Chissà se i delegati del Touring Club Italiano e del Wwf avranno spiegato a Bersani la portata di ciò che ha fatto l’altro ieri Barack Obama. Il presidente Usa ha proclamato cinque nuovi monumenti nazionali: sono il Charles Young Buffalo Soldiers in Ohio, che preserva la casa del primo colonnello afroamericano, il First State in Delaware, che racconta la storia del primo Stato americano a ratificare la Costituzione, l’Harriet Tubman Underground Railroad in Maryland, che celebra la vita di un conduttore di treni e attivista per i diritti degli afroamericani, il canyon del Rio Grande del Norte in New Mexico e l’arcipelago San Juan Islands nello Stato di Washington. “Questi siti onorano gli eroi pionieri, i paesaggi spettacolari e la ricca storia che hanno plasmato il nostro Paese straordinario. La loro nomina a monumenti nazionali fa in modo che possano continuare a ispirare e essere goduti dalle future generazioni di americani” ha affermato il presidente durante la cerimonia di proclamazione. Nel suo primo mandato Obama aveva già “promosso” altri quattro siti. La legge che permette la nomina di monumenti storici, l’Antiquities Act, fu istituita nel 1906 dal presidente Theodore Roosevelt.
Secondo uno studio della National Parks and Conservation Association, ogni dollaro investito nei parchi nazionali genera almeno quattro dollari di indotto.

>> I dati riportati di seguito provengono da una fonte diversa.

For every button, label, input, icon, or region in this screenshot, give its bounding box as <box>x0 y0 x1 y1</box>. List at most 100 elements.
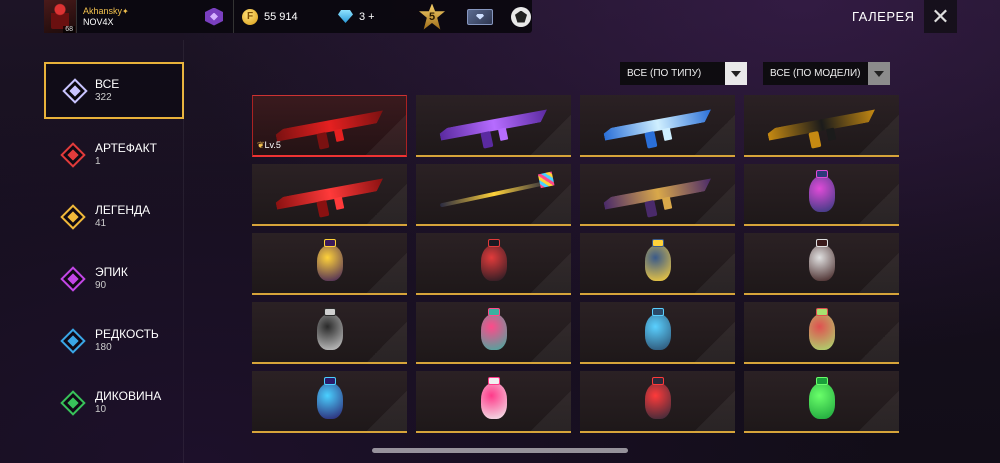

Negli Stati Uniti le attività ricreative all’aperto creano un giro d’affari annuo di 646 miliardi di dollari, dando lavoro a più di sei milioni di persone.
Ci rendiamo conto di cosa si potrebbe fare in Italia? Ce lo sentiamo ripetere in continuazione: siamo il Paese che conserva la più alta percentuale di beni culturali al mondo. Ma il modo in cui trattiamo tutto questo ben di Dio è sconfortante. C’è chi dice che il nostro è un problema di abbondanza. Troppi beni architettonici e paesaggistici, troppi siti archeologici, troppe opere d’arte da tutelare. Ma se non sappiamo neppure quanti sono! Non esiste oggi una catalogazione dei nostri beni, specialmente dei reperti archeologici. E per i grandi musei statali non esiste una stima del valore delle opere possedute. Molte delle quali restano chiuse nei magazzini. Serve sollevare ancora una volta lo scandalo della gestione di Pompei? In nessun altro luogo al mondo un’area archeologica tanto importante sarebbe abbandonata all’incuria e al degrado in modo così riprovevole. Da noi si aspetta il prossimo crollo prima di tornare ad occuparcene.
I nostri politici da anni ripetono al pari di scimmiette ammaestrate: “la cultura deve agire come volano reale per la crescita”. Ma la verità è un’altra: in Italia la cultura e la natura non sono viste come occasioni di sviluppo. Ci si strappa le vesti contro il vandalismo e contro i musei che non possono competere con quelli delle altre nazioni. Ma poi quando si tratta di investire, non si investe. I fondi per i beni artistici e culturali sono allo 0,19% della spesa pubblica. Eppure qui si parla di crescita. Quella vera!